India’s alternatives industry is still at an early stage compared to global peers, but its growth trajectory is steep. With rising inclination from UHNIs and family offices, total commitments to AIFs surged to ₹14.2 trillion as of June 2025, up from negligible levels just a decade ago. India’s private markets are also deepening, with hundreds of late-stage startups creating fertile ground for secondary deals. By 2035, alternatives could account for 20–25% of UHNI/HNI portfolios.
Adoption patterns also differ by client segment. UHNIs are typically early adopters, making significant allocations to alternatives and treating AIFs, private equity, and private deals as essential components of their portfolios. HNIs are more cautious, but they are increasingly open to PMS and select AIFs, especially as regulatory limits on mutual fund expense ratios compress margins. For wealth managers, this creates a pathway to gradually upgrade HNI clients into higher-value mandates over time.
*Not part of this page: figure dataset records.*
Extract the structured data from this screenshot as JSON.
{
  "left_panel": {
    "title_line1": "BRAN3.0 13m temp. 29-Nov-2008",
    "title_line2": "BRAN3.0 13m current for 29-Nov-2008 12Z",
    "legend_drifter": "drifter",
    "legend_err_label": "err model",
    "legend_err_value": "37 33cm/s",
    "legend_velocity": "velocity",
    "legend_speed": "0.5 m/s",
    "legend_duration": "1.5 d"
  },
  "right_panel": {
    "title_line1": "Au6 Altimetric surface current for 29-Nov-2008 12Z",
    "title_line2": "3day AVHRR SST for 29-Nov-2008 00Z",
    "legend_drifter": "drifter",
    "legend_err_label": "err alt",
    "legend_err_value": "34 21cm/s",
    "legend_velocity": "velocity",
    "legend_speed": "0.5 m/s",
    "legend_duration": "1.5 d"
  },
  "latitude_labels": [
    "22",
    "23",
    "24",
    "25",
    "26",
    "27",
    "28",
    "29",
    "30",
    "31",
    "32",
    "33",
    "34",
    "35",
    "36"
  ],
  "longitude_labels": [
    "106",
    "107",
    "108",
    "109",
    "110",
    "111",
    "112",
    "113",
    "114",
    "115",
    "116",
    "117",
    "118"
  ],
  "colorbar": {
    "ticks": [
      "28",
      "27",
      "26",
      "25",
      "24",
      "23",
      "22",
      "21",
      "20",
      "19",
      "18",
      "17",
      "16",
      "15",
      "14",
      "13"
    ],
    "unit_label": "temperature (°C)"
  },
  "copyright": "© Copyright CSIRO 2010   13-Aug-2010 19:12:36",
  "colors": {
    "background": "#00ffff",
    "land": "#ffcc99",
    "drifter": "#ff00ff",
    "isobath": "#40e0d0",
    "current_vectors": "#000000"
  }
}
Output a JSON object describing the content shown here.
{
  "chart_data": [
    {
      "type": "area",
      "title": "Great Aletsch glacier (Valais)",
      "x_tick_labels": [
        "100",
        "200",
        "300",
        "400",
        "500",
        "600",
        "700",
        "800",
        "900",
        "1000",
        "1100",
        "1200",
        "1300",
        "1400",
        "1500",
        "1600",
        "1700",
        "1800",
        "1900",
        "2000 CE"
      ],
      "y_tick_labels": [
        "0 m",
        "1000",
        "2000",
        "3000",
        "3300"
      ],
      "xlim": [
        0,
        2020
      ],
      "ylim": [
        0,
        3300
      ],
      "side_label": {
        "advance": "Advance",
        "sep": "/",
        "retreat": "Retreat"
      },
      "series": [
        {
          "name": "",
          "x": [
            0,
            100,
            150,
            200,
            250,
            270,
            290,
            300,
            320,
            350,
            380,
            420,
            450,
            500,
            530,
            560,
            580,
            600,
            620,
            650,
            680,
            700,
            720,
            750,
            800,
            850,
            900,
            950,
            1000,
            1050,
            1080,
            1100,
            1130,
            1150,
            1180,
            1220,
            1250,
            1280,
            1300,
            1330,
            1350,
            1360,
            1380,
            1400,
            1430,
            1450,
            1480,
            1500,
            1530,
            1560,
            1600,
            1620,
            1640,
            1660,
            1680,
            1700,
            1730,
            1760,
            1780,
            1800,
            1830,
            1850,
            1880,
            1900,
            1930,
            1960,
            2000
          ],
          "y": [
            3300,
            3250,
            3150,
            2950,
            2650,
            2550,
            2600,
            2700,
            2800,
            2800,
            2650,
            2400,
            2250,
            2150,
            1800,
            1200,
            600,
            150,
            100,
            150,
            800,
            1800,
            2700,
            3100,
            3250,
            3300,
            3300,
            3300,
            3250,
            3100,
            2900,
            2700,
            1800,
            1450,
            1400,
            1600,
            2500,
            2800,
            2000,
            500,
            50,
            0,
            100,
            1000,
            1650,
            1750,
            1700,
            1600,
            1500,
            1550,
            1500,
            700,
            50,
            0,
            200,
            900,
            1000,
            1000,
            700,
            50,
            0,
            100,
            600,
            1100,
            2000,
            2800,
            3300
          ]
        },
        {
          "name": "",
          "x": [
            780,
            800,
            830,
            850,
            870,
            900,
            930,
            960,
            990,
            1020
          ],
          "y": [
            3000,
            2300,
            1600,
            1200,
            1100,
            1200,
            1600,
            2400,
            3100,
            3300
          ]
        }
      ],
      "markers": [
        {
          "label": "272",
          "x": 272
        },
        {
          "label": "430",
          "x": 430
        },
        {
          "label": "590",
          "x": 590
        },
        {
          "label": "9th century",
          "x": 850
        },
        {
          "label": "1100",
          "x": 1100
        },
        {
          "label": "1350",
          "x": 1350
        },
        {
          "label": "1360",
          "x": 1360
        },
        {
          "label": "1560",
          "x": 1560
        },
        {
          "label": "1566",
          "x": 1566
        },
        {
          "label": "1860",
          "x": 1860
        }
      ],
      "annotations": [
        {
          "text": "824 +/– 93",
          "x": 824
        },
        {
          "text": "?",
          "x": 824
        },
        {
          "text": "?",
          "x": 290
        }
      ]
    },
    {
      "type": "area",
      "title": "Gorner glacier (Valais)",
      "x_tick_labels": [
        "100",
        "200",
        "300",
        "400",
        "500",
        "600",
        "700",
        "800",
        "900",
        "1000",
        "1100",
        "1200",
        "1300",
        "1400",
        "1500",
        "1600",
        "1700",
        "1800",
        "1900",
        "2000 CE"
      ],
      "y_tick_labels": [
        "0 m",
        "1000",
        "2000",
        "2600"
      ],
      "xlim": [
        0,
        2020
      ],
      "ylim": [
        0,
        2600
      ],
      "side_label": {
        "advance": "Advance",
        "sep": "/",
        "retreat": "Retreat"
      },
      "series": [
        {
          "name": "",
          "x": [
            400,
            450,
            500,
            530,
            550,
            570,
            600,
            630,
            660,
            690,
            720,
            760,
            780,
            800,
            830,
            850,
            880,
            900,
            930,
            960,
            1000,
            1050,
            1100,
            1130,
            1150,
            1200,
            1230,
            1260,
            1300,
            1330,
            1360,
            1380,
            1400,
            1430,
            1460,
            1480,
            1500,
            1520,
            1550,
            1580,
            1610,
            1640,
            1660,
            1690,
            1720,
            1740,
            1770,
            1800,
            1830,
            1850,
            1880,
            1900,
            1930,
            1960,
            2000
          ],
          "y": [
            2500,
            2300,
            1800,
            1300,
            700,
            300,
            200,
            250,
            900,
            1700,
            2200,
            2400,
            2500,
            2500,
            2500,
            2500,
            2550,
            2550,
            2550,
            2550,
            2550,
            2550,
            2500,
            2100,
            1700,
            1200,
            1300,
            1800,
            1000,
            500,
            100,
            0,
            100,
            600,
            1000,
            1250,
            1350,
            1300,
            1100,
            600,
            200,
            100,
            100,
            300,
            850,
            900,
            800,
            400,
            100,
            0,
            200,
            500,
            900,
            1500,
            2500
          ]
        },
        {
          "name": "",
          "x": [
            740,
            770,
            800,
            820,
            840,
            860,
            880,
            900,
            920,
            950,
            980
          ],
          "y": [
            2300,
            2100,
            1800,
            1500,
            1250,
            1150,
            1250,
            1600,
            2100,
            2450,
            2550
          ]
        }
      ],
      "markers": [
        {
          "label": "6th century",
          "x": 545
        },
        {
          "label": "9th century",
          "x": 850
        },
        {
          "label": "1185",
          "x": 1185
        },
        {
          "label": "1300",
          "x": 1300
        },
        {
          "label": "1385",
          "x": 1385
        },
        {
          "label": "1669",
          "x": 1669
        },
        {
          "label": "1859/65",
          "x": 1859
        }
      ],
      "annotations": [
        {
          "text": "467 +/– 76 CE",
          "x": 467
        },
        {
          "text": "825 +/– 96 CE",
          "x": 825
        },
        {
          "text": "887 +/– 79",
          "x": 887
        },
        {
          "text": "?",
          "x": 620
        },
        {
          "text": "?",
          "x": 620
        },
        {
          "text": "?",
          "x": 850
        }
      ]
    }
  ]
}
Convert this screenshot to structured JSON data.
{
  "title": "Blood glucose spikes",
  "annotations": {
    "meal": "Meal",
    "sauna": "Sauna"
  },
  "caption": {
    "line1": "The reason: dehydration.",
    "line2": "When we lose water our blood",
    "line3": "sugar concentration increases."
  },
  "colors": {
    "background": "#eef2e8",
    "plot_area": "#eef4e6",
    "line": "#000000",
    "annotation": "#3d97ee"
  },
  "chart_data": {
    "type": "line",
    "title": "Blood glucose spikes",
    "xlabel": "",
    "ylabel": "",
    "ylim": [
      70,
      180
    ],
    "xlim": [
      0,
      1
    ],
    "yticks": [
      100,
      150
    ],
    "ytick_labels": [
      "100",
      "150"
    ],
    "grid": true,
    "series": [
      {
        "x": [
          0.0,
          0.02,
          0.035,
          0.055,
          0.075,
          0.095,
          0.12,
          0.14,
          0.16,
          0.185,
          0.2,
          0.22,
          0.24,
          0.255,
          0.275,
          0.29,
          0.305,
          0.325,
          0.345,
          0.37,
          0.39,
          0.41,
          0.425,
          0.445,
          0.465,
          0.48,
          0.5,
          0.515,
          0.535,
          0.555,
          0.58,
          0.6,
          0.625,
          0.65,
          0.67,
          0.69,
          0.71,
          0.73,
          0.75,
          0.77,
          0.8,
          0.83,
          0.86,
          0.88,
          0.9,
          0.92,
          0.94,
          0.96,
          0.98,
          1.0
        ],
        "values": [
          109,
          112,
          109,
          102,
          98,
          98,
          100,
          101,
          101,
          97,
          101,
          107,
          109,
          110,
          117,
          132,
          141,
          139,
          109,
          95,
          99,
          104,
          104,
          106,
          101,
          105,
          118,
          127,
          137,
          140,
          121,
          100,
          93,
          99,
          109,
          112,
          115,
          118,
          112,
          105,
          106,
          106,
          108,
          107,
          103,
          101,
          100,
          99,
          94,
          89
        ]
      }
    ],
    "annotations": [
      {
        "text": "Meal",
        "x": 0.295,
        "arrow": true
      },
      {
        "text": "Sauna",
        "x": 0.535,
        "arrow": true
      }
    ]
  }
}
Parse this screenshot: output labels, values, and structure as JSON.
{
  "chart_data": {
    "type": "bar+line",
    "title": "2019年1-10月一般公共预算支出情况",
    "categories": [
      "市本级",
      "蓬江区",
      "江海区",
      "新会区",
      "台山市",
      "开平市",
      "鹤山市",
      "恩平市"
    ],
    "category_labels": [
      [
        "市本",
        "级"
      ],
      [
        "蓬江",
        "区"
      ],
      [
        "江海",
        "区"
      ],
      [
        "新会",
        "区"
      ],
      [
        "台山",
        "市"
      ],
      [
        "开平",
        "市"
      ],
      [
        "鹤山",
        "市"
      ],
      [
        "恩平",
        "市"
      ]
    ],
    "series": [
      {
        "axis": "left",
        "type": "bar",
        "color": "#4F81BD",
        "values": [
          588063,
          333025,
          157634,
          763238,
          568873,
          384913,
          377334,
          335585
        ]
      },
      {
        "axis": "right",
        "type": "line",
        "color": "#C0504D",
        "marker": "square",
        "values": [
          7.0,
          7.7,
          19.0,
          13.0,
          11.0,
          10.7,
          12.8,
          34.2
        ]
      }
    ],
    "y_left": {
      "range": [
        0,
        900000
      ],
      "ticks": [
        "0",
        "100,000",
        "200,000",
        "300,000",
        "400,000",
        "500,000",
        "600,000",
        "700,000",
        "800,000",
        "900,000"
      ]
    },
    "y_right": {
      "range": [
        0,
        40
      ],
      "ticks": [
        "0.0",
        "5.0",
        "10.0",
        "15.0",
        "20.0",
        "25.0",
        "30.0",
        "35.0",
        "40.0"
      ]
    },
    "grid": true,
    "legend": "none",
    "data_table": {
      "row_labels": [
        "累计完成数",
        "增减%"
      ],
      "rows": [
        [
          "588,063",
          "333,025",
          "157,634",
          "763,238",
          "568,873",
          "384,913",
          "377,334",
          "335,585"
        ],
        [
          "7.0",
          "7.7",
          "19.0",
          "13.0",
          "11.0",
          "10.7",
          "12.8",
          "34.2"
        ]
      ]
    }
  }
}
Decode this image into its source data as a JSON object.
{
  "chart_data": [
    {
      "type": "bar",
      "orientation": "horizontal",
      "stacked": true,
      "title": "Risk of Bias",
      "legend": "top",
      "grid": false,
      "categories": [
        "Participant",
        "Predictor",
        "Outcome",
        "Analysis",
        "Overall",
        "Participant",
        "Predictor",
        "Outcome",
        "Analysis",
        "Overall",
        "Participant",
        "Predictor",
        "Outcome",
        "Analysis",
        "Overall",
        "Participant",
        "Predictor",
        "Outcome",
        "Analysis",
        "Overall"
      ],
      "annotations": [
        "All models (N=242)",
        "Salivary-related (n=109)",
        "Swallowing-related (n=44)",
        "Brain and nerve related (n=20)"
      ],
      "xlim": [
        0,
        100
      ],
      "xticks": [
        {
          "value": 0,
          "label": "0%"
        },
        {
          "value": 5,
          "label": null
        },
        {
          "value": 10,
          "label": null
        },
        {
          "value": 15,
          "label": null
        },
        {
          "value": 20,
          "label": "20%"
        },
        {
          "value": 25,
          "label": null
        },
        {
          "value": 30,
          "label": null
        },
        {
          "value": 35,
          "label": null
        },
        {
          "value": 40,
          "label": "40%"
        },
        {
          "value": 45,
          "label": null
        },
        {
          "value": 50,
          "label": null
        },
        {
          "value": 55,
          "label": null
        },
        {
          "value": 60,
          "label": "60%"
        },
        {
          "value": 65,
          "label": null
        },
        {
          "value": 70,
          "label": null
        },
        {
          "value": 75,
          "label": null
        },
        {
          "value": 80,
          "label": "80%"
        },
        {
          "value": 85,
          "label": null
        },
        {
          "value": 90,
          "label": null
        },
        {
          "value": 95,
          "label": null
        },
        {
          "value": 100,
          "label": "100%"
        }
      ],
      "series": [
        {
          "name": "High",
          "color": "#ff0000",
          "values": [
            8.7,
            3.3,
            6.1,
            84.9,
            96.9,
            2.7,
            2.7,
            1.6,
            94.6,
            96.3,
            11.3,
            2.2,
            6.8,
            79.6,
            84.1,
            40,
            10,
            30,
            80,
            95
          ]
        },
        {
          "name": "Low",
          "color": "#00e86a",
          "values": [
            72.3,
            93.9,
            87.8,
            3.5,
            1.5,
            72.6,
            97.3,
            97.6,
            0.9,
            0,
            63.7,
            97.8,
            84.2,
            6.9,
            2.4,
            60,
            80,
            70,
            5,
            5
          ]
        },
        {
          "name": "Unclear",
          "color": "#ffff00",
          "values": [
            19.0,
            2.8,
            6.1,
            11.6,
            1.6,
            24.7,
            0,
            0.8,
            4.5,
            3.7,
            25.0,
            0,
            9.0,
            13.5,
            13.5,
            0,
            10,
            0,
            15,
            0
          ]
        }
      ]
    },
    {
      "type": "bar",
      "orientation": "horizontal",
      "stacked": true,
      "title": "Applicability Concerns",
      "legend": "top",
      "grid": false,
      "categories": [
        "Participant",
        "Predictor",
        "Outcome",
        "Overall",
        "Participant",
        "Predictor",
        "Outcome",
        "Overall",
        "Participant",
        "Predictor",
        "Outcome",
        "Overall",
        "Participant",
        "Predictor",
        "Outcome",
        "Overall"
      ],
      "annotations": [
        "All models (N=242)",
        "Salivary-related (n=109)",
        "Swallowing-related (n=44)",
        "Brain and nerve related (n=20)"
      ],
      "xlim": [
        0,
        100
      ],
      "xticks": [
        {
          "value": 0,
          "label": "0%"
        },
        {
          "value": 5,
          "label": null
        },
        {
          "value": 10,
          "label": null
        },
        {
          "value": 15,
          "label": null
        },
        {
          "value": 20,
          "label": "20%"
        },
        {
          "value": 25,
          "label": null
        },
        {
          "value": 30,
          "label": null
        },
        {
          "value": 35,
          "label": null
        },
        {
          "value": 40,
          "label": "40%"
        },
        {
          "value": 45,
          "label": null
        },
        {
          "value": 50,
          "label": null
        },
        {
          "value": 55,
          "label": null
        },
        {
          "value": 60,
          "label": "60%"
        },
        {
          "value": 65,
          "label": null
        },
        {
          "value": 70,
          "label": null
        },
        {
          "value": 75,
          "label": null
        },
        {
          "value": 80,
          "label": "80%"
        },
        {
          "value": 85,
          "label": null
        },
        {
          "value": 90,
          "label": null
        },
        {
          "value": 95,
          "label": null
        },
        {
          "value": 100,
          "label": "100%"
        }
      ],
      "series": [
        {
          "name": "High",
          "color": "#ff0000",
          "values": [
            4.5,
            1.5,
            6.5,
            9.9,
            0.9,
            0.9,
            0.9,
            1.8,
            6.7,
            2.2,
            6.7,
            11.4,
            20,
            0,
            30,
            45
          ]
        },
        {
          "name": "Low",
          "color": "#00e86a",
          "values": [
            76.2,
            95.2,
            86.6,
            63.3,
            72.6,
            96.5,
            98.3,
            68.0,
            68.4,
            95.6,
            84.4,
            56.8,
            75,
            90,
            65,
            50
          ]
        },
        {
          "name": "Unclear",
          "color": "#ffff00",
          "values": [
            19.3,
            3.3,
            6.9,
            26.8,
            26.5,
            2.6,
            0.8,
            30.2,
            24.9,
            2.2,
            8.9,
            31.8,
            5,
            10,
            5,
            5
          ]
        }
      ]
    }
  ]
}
Despite the strong growth potential, alternatives come with their own set of risks but many of these are increasingly being addressed as the market matures. Liquidity risk is one challenge, since multi-year lock-ins can frustrate clients during downturns. However, the rapid growth of secondary markets in private equity and venture capital is beginning to provide exit options and improve liquidity for investors.
Regulatory scrutiny is another factor: SEBI has tightened norms for AIFs and structured products, but this also enhances transparency and credibility, making the industry safer in the long run. Performance dispersion is wider in alternatives compared to mutual funds, which means careful manager selection is critical, but the growing track record of India’s AIFs and PMS platforms is helping investors separate consistent managers from underperformers.
Finally, concentration risk exists when portfolios lean too heavily on structured products, but wealth managers are increasingly diversifying across private equity, venture, credit, and real assets to mitigate this. In short, while risks are real, they are not insurmountable and the industry is evolving quickly with frameworks, regulation, and innovation to give investors greater confidence in the asset class.
Globally, alternatives account for 40–50% of UHNI portfolios in markets like the U.S. and Europe. In the U.S., private equity, hedge funds, and real estate dominate allocations. India is just entering its adoption curve, but rising wealth and regulatory support mirror the early stages of global patterns. This catch-up effect ensures a multi-decade runway for alternatives in India.
India’s wealth management industry is entering a new phase. Mutual funds and equities will remain core, but the next wave of growth will come from alternatives.
With UHNI and HNI wealth set to expand from $2.7 trillion today to $9 trillion by 2035, alternatives will play a central role in portfolio construction. For wealth managers, they are a revenue booster as well as a client-retention engine.
The winners of India’s wealth management race will be those who master alternatives, providing access, managing risk, and delivering consistent outcomes in this complex and fast-growing asset class.